Our data show a notable induction by S-8 of oxidative stress related genes of S. mutans. Streptococcal nox and sodA genes were upregulated by 2.5-fold, already by 8 μg/ml of S-8, while increasing the dose of the agent up to 16 μg/ml, caused a further significant induction of these genes by 13- and 25-fold, respectively, as compared to control (Figure 4B). However, another stress-associated S. mutans groEL gene was not affected by S-8 (Figure 4B). In contrast to the induction by S-8 of bacterial genes related to oxidative stress response, fungal genes associated with defense against oxidative stress were downregulated in mixed biofilms exposed to the agent. C. albicans sod1 and cat1 expressions were decreased by more than twofold at S-8 = 8 μg/ml, while increasing the dose of the agent to 16 μg/ml, caused a drastic downregulation of these genes by 13.5- and 28.5-fold, respectively, as compared to controls (Figure 4A). Finally, candidal sod2 mRNA was reduced by10-fold at 16 μg/ml of S-8, as compared to control (Figure 4A).

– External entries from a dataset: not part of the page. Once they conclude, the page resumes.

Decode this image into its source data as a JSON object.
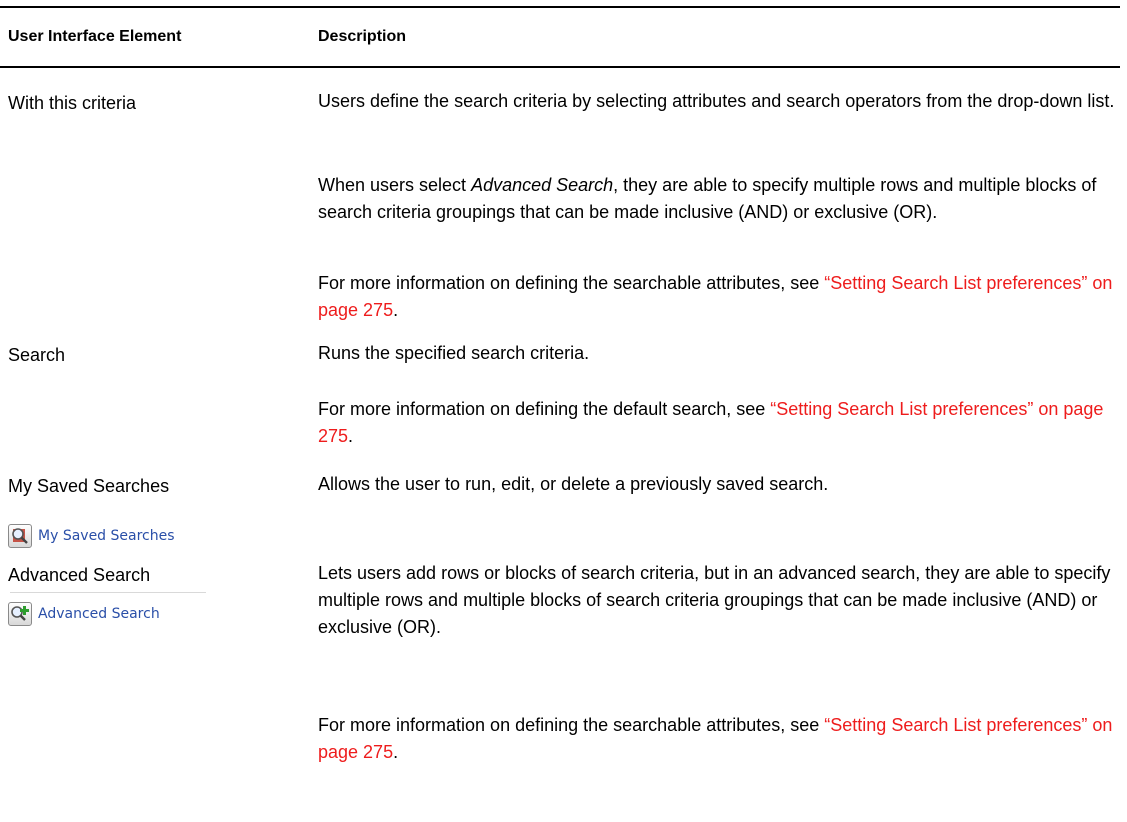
{
  "table": {
    "header": {
      "col1": "User Interface Element",
      "col2": "Description"
    },
    "rows": [
      {
        "element": "With this criteria",
        "p1": "Users define the search criteria by selecting attributes and search operators from the drop-down list.",
        "p2_pre": "When users select ",
        "p2_em": "Advanced Search",
        "p2_post": ", they are able to specify multiple rows and multiple blocks of search criteria groupings that can be made inclusive (AND) or exclusive (OR).",
        "p3_pre": "For more information on defining the searchable attributes, see ",
        "p3_link": "“Setting Search List preferences” on page 275",
        "p3_post": "."
      },
      {
        "element": "Search",
        "p1": "Runs the specified search criteria.",
        "p2_pre": "For more information on defining the default search, see ",
        "p2_link": "“Setting Search List preferences” on page 275",
        "p2_post": "."
      },
      {
        "element": "My Saved Searches",
        "p1": "Allows the user to run, edit, or delete a previously saved search.",
        "screenshot_label": "My Saved Searches",
        "icon": "saved-search-icon"
      },
      {
        "element": "Advanced Search",
        "p1": "Lets users add rows or blocks of search criteria, but in an advanced search, they are able to specify multiple rows and multiple blocks of search criteria groupings that can be made inclusive (AND) or exclusive (OR).",
        "p2_pre": "For more information on defining the searchable attributes, see ",
        "p2_link": "“Setting Search List preferences” on page 275",
        "p2_post": ".",
        "screenshot_label": "Advanced Search",
        "icon": "advanced-search-icon"
      }
    ]
  },
  "colors": {
    "link": "#ee1c1c",
    "ui_link": "#2a4fa8"
  }
}
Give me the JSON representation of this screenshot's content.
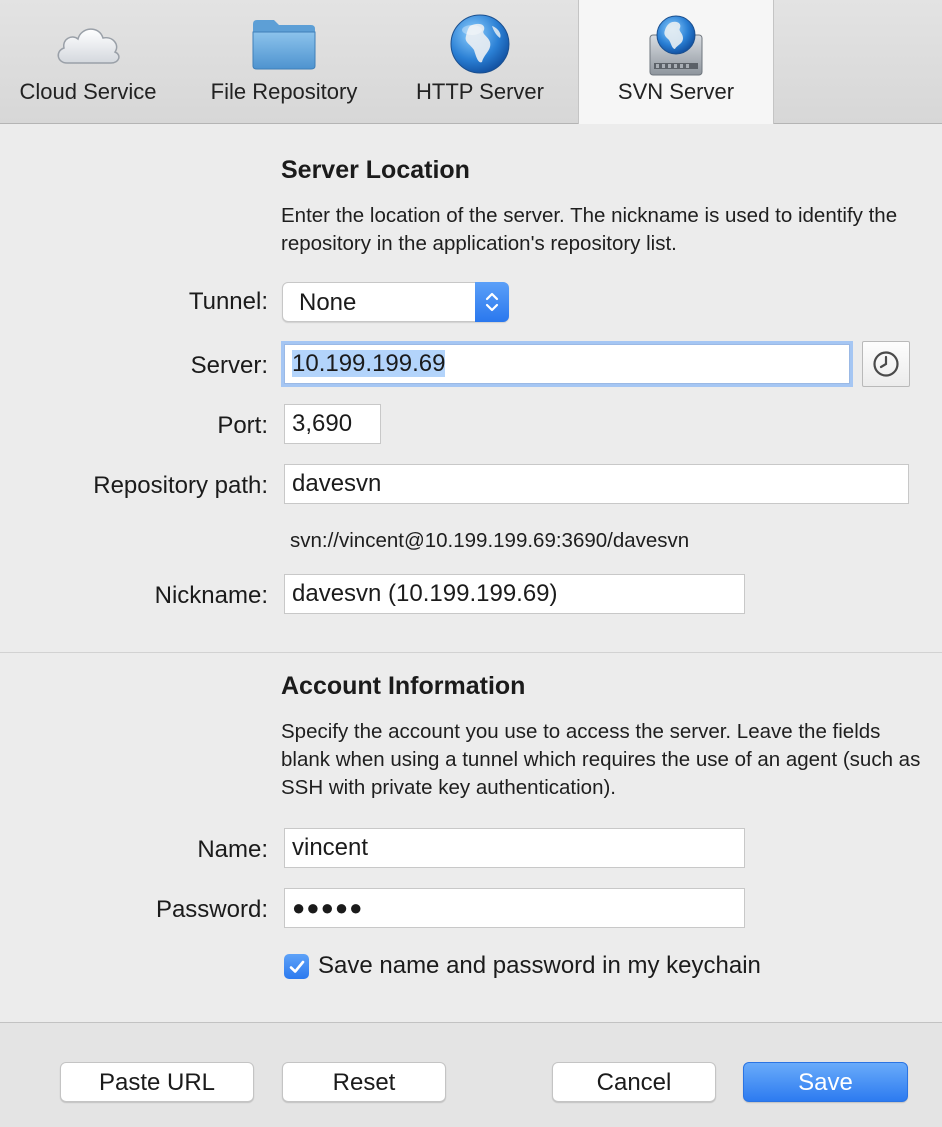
{
  "tabs": [
    {
      "label": "Cloud Service",
      "icon": "cloud-icon",
      "selected": false
    },
    {
      "label": "File Repository",
      "icon": "folder-icon",
      "selected": false
    },
    {
      "label": "HTTP Server",
      "icon": "globe-icon",
      "selected": false
    },
    {
      "label": "SVN Server",
      "icon": "server-globe-icon",
      "selected": true
    }
  ],
  "server_location": {
    "title": "Server Location",
    "description": "Enter the location of the server. The nickname is used to identify the repository in the application's repository list.",
    "tunnel_label": "Tunnel:",
    "tunnel_value": "None",
    "server_label": "Server:",
    "server_value": "10.199.199.69",
    "port_label": "Port:",
    "port_value": "3,690",
    "repo_label": "Repository path:",
    "repo_value": "davesvn",
    "url_preview": "svn://vincent@10.199.199.69:3690/davesvn",
    "nickname_label": "Nickname:",
    "nickname_value": "davesvn (10.199.199.69)"
  },
  "account": {
    "title": "Account Information",
    "description": "Specify the account you use to access the server. Leave the fields blank when using a tunnel which requires the use of an agent (such as SSH with private key authentication).",
    "name_label": "Name:",
    "name_value": "vincent",
    "password_label": "Password:",
    "password_value": "●●●●●",
    "keychain_label": "Save name and password in my keychain",
    "keychain_checked": true
  },
  "buttons": {
    "paste_url": "Paste URL",
    "reset": "Reset",
    "cancel": "Cancel",
    "save": "Save"
  },
  "colors": {
    "accent": "#2d7bf0",
    "selection": "#b3d4fb",
    "background": "#ececec"
  }
}
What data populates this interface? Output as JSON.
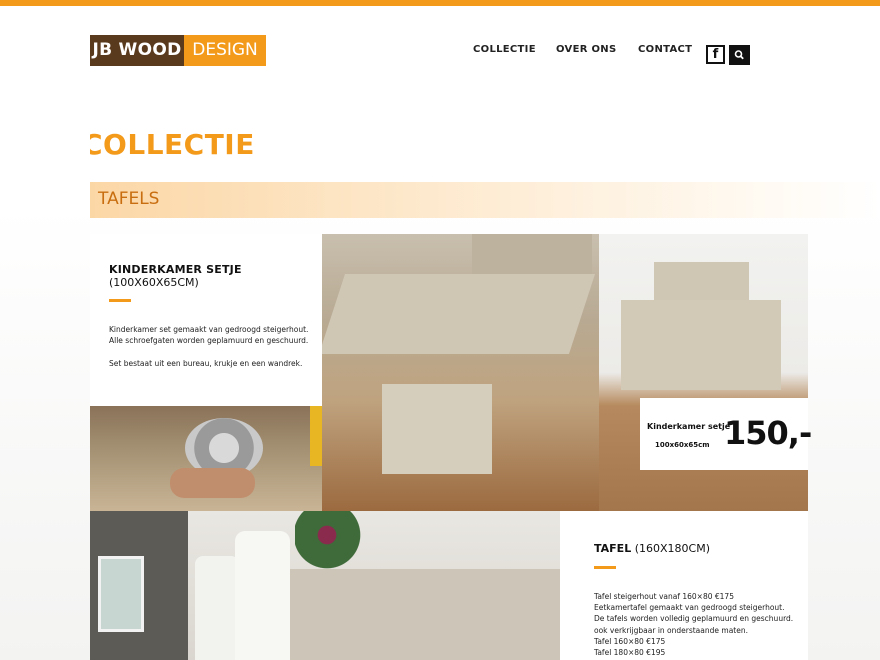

Washed suspensions of C. albicans/S. mutans biofilms were tested for their ability to scavenge ROS generated by the peroxide cocktail. S-8 untreated biofilms strongly scavenged ROS in a time-dependent mode, while biofilms treated by tested concentrations of S-8 had only minimal scavenging properties (Figure 5A). Moreover, initial amount of ROS (time 0) was almost twofold lower in untreated biofilms as compared to biofilms formed in the presence of S-8 (Figure 5A). In other assays, biofilms treated with S-8 were mixed with 100 μM of H₂O₂ and incubated at room temperature for 5 min and the amounts of unscavenged peroxide were measured by the Thurman reagent (Thurman et al., 1972). Increasing concentration of S-8 prevented the uptake of peroxide by the biofilm (Figure 5B). In addition, using Thurman reagent, we observed a marked induction of hydrogen peroxide release by co-species biofilms treated with 16 μg/ml of S-8, as compared to control (Figure 5C).

In other experiments, production of endogenous ROS by co-species biofilm was monitored using a fluorometric assay. A dose-dependent increase in ROS accumulation was recorded in biofilms exposed to 8 and 16 μg/ml of S-8 as compared to untreated control (black columns, Figure 6). Moreover, co incubation of dual species biofilms with S-8 and a SOD inhibitor, DDC, resulted in increased endogenous ROS levels in mixed biofilms as compared to results with S-8 treatment alone (white columns, Figure 6). The most pronounced generation of ROS was detected when mixed biofilms were treated with DDC and the highest tested dose of S-8 = 16 μg/ml. Addition of the antioxidant, AA, significantly reduced ROS accumulation in all untreated and S-8 treated samples (gray columns, Figure 6). The MTT assay showed that the viability of biofilm and planktonic cells exposed either to DDC or AA alone or in combination with S-8 was not significantly altered (data not shown).